En lisant la sélection de poèmes proposée dans ce volume, extraits de Per un sentiero chiaro [Par un sentier clair] on retrouve ce questionnement inlassable, ce regard sec qui se transforme en une langue toujours exacte et sans concession dans une dimension quasi lapidaire.
(…)
L’idée de ce livre est née en 2018, après une lecture de quelques poèmes de Fabrizia Ramondino au Jardin du Luxembourg, à l’occasion du Marché de la Poésie. L’attention du public pour ces textes m’a poussée à poursuivre les traductions. Il a fallu quelques semaines pour arriver à tenir entre les mains un exemplaire du livre, épuisé comme plusieurs autres de ses ouvrages. Un manque inexplicable. J’ai travaillé d’abord sur un volume de la Bibliothèque communale de Loano – petite ville de la côte ligure, entre Gênes et la frontière française – qui avec une grande disponibilité a permis les laborieux relais estivaux de prêts et de restitutions. Dans ce paysage lacunaire du point de vue éditorial et critique, je rappelle ici l’heureuse exception représentée par la monographie publiée par L’Illuminista, revue de culture contemporaine dirigée par Walter Pedullà, monographie dédiée à Fabrizia Ramondino, et dirigée par Beatrice Alfonzetti et Siriana Sgavicchia.

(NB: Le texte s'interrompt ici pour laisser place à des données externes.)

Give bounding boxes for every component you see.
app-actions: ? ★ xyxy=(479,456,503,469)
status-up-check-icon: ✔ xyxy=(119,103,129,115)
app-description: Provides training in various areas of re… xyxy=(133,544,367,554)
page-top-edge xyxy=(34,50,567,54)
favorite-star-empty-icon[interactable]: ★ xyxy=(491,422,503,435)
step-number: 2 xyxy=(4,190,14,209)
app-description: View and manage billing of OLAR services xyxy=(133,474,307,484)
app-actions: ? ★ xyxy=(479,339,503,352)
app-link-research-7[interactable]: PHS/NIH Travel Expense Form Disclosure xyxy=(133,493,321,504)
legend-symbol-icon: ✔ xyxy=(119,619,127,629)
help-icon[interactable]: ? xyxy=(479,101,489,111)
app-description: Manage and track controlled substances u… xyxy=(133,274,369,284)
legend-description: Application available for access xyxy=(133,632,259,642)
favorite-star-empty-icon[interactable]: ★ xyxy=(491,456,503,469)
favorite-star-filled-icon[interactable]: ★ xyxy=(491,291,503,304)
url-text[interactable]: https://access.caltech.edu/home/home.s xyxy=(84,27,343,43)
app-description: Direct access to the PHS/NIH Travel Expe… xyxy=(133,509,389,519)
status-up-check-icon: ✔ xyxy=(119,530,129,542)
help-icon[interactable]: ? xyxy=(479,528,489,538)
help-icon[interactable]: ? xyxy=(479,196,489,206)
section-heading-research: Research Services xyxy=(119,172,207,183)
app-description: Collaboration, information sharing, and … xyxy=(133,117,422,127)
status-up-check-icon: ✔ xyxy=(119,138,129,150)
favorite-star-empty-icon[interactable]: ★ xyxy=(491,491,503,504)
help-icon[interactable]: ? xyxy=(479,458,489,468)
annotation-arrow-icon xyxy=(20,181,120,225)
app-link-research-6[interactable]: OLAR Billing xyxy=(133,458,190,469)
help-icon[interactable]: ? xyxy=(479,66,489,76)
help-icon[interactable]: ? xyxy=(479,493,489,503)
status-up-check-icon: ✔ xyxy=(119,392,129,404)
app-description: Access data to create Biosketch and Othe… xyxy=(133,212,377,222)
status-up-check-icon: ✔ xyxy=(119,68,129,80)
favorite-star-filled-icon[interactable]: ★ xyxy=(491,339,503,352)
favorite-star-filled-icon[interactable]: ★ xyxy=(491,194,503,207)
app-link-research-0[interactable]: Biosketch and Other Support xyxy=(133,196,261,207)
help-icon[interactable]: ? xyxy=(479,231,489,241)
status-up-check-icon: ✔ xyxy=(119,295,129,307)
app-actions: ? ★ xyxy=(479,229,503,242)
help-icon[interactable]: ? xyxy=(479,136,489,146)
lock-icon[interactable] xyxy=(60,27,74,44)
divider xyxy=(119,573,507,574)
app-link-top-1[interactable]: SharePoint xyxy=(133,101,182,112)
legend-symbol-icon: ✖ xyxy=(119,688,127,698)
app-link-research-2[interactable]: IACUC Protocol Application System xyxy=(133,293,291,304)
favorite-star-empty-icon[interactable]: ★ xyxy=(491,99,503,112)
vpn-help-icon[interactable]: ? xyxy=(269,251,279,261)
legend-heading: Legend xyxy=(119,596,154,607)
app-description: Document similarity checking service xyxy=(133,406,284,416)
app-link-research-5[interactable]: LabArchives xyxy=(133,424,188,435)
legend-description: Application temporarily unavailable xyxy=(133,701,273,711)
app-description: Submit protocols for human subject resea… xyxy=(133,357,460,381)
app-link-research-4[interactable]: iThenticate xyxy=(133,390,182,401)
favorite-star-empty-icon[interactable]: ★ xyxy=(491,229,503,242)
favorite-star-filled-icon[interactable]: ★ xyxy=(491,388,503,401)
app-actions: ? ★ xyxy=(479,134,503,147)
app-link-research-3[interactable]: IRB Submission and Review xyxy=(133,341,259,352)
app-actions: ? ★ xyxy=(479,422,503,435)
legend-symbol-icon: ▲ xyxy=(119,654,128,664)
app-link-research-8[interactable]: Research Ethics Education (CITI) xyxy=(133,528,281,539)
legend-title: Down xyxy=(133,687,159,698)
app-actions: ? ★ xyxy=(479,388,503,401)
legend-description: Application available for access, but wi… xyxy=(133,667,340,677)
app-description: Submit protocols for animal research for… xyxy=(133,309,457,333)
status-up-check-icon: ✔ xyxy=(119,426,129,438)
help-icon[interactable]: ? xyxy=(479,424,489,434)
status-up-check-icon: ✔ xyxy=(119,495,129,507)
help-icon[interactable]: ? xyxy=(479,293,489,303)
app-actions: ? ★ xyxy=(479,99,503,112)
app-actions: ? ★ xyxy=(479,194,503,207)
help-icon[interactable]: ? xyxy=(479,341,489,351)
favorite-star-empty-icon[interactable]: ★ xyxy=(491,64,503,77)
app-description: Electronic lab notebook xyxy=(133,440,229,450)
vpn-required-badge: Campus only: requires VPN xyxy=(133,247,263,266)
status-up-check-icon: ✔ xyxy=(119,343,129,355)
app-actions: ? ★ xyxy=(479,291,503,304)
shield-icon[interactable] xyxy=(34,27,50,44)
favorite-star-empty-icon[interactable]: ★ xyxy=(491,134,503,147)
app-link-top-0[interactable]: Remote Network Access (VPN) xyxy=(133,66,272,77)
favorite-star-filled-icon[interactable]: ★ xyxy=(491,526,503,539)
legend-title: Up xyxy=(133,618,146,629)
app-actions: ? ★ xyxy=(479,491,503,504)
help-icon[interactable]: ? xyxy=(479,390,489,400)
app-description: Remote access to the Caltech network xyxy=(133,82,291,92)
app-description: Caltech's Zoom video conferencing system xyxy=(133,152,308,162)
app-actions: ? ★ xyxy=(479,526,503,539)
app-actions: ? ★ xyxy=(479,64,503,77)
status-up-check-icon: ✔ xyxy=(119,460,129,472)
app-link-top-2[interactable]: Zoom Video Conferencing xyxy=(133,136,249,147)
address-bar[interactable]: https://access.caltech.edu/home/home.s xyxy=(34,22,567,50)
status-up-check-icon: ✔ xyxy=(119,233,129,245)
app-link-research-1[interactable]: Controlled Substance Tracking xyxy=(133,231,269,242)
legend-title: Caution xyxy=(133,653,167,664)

Durant le SabirFest 2018 (Festival de culture et citoyenneté méditerranéenne) à Messine, j’ai rencontré Silvio Perrella qui m’a généreusement mise en contact avec Livia Patrizi, la fille de Fabrizia Ramondino. Sans elle ce livre ne serait pas, et je la remercie ici pour la patience et la confiance dont elle a fait preuve. J’espère, avec beaucoup d’autres, que l’on remédiera à la quasi invisibilité de cette œuvre, et j’aime à penser que la traduction de ces quarante poèmes (plus un) pourra de quelque façon contribuer à ce processus nécessaire.